A couple of days ago I posted two pictures of the warm and glowing color on one of my trees. The day I did so, the leaves that were on the ground were dry and light and would have been easy to rake. I did not do so and that night it rained; it rained yesterday as well and the ground looks mucky now.
We had some wind yesterday evening and this morning, more of the trees are again the winter sticks that insist on remaining that way until usually late April or early May. It can get depressing; and, in fact, it’s depressing right now because the leaves that fell off those sticks are now on top of the wet ones that were there before.
It is in the 30’s. Gee, a real vacation resort here. However, when I checked the forecast I found out that the wind I see moving my bushes is expected to last all day and right now the sky is blue. It is blowing out of the WSW. Trying to rake to the east would be counter-productive and raking to the west would only help put more leaves in neighboring yards. So I am waiting to see what happens. It is supposed to be a strong wind. And, by gosh, I think I already feel uplifted – amazing, no?
Having achieved this state, I am delaying walking into the kitchen where I know people have left stuff that needs to be cleaned up and into the laundry room where clothes are waiting. Perhaps if I opened the windows, the mess would all just blow away in that WSW wind. Of course, having identifiably clothes and dishes and so forth splatting against neighboring houses could incur retribution – and with Halloween right around the corner, it could be chalked up to hooligan activity. There are times it is best to think things through.
Today is the Grand Opening of the newly-remodeled Kroger store in town; there are streamers on the parking lots lights and pennants at the very top of each pole. Of course, they are dancing in the wind. However, they have mounted this tiny little Grand Opening sign; odd, but then it’s their business . . . literally. I am guessing that they will be trying to attract shoppers with bargain prices and I’m betting that if they are encouraging lots of people to come, they won’t be crowding the aisles with samples. I think companies will want Sample Day (of the Holiday Season Kind) to not be overshadowed bargain-hunters overruning the tables they set up in the aisles.
It makes sense: sample day is to entice people to spend a little extra for that that special touch for a meal or to introduce a new snack or holiday-themed item of the eggnog category. I may be wrong, but since I am on a diet, I don’t have much riding on my analysis. Now, if Quentin were here, we would make a fun time of Sample Day and I certainly would not want to miss it. Comparing impressions of what tastes good and plotting strategic multiple passes of the best booths.
Now, we are not the type of people who take advantage of such things, but we like to pretend that we are espionage experts, snarfing up important information hidden in crab meat concoctions.
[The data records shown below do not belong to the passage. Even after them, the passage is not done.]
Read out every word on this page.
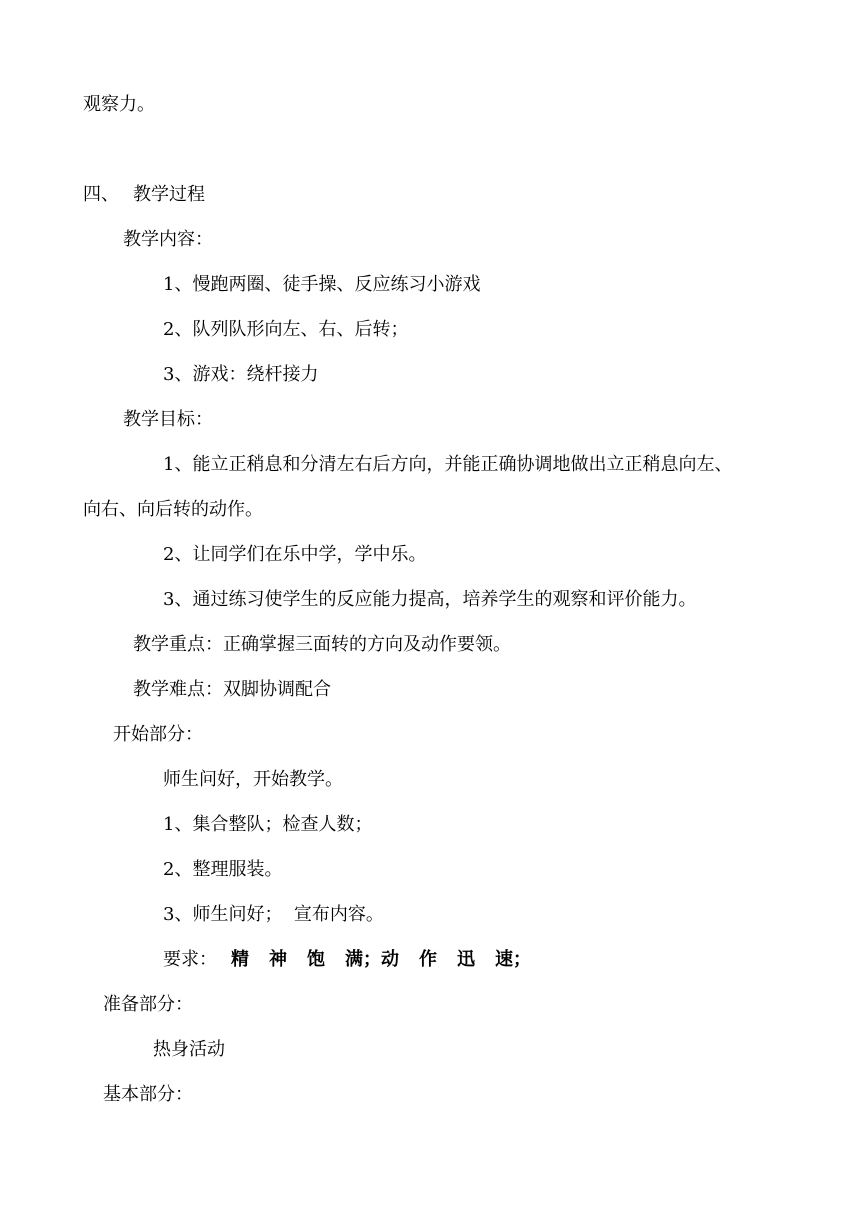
观察力。
四、 教学过程
教学内容：
1、慢跑两圈、徒手操、反应练习小游戏
2、队列队形向左、右、后转；
3、游戏：绕杆接力
教学目标：
1、能立正稍息和分清左右后方向，并能正确协调地做出立正稍息向左、
向右、向后转的动作。
2、让同学们在乐中学，学中乐。
3、通过练习使学生的反应能力提高，培养学生的观察和评价能力。
教学重点：正确掌握三面转的方向及动作要领。
教学难点：双脚协调配合
开始部分：
师生问好，开始教学。
1、集合整队；检查人数；
2、整理服装。
3、师生问好；  宣布内容。
要求： 精 神 饱 满；动 作 迅 速；
准备部分：
热身活动
基本部分：
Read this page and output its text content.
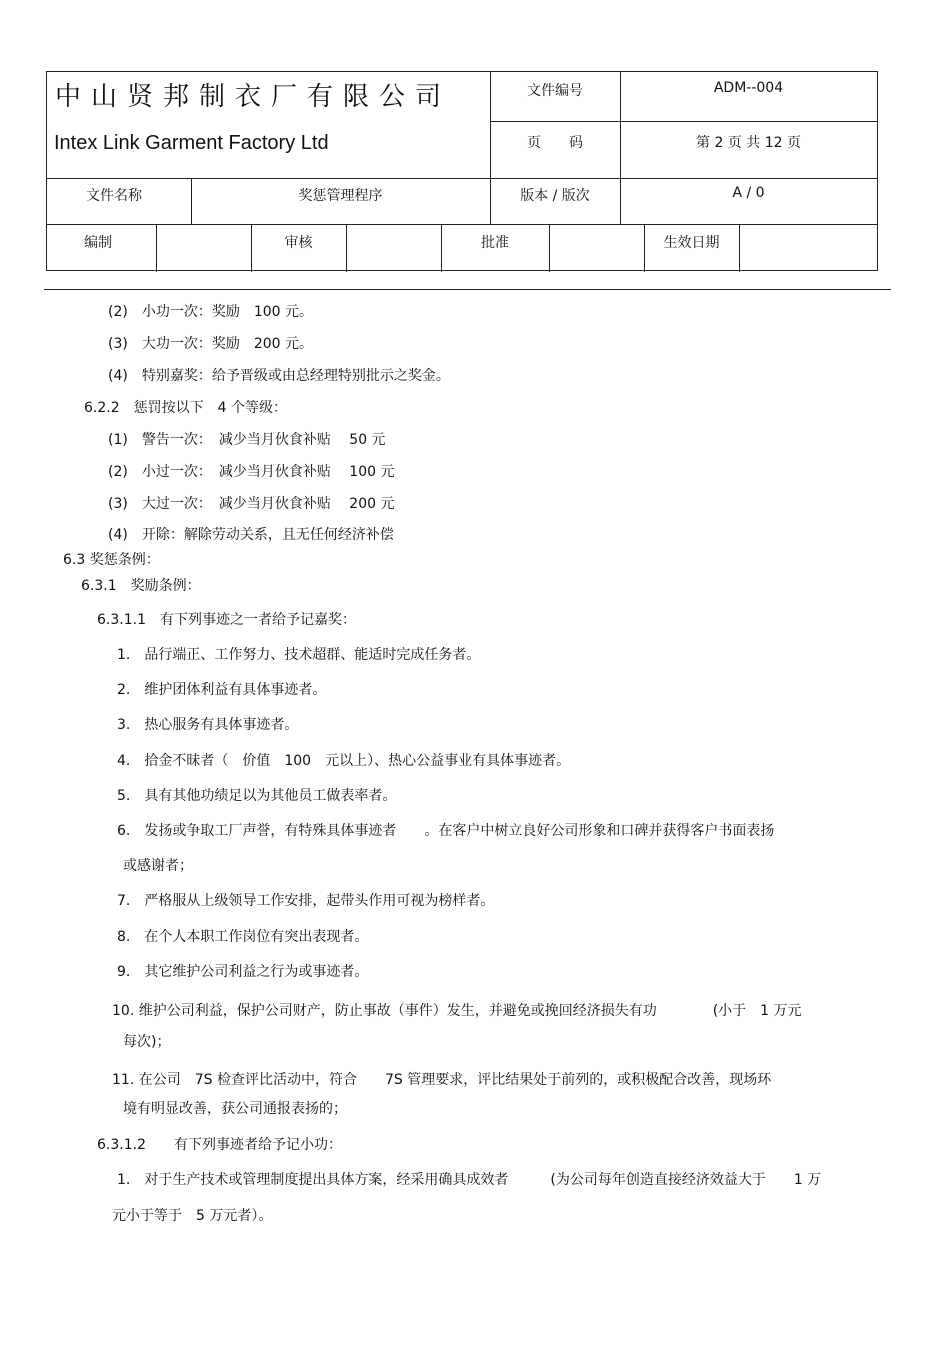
中山贤邦制衣厂有限公司
Intex Link Garment Factory Ltd
文件编号	ADM--004
页　　码	第 2 页 共 12 页
文件名称	奖惩管理程序	版本 / 版次	A / 0
编制	审核	批准	生效日期
(2)　小功一次：奖励　100 元。
(3)　大功一次：奖励　200 元。
(4)　特别嘉奖：给予晋级或由总经理特别批示之奖金。
6.2.2　惩罚按以下　4 个等级：
(1)　警告一次：　减少当月伙食补贴　 50 元
(2)　小过一次：　减少当月伙食补贴　 100 元
(3)　大过一次：　减少当月伙食补贴　 200 元
(4)　开除：解除劳动关系，且无任何经济补偿
6.3 奖惩条例：
6.3.1　奖励条例：
6.3.1.1　有下列事迹之一者给予记嘉奖：
1.　品行端正、工作努力、技术超群、能适时完成任务者。
2.　维护团体利益有具体事迹者。
3.　热心服务有具体事迹者。
4.　拾金不昧者（　价值　100　元以上）、热心公益事业有具体事迹者。
5.　具有其他功绩足以为其他员工做表率者。
6.　发扬或争取工厂声誉，有特殊具体事迹者　　。在客户中树立良好公司形象和口碑并获得客户书面表扬
或感谢者；
7.　严格服从上级领导工作安排，起带头作用可视为榜样者。
8.　在个人本职工作岗位有突出表现者。
9.　其它维护公司利益之行为或事迹者。
10. 维护公司利益，保护公司财产，防止事故（事件）发生，并避免或挽回经济损失有功　　　　(小于　1 万元
每次)；
11. 在公司　7S 检查评比活动中，符合　　7S 管理要求，评比结果处于前列的，或积极配合改善，现场环
境有明显改善，获公司通报表扬的；
6.3.1.2　　有下列事迹者给予记小功：
1.　对于生产技术或管理制度提出具体方案，经采用确具成效者　　　(为公司每年创造直接经济效益大于　　1 万
元小于等于　5 万元者）。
And, more often than not, we would buy what was being offered for out taste buds to sample. It is such a minor thing, I suppose, but I dearly miss those times of light-hearted sly moves and laughter.
And I miss going to the store with my parents, who would never, ever consider entering a business in anything other than very presentable dress, who would be very polite to all the workers and, especially Daddy – strike up a conversation with anyone from a sample lady to a fellow mopping up a spill. I wish I were more like them, and I wonder why I wish that instead of actually trying to be that way. Am I so got up in my selfish concerns that I can’t put a bit of effort into treating the daily things of life with some respect?
This is a time of an overwhelming sense of loss for me and I’d like to let that wind I mentioned carry off some feelings and emotions and just get in step with the ending of A Christmas Carol and have some good will and keep the holidays well.
Instead of packing things away, I want to be digging into boxes and pulling out decorations for fall and Thanksgiving and Christmas traditional items and the warmth of memories that reach across the years and build with each season. I’d like to imagine someone pulling out something decades from now and saying, “My grandmother always loved this little Santa – she said it was on her tree when her grandmother was alive.” Or to put out a tree stand cover and point out the fact it was made over weeks of time at the LaGrange House. Sequins, embroidery, gold braid making reindeer and sleighs and Santa’s – all coming together on the big oak table that had been her grandfather’s.
Well, I’m supposed to have some creativity so maybe I should actually show a little of it. I should start by making a huge batch of pixie dust to throw on the Scrooges I encounter – and I guess I could sprinkle some on myself as well.
I think if I could be granted one wish, it would be to have those around me open to being in good spirits – no humbugers.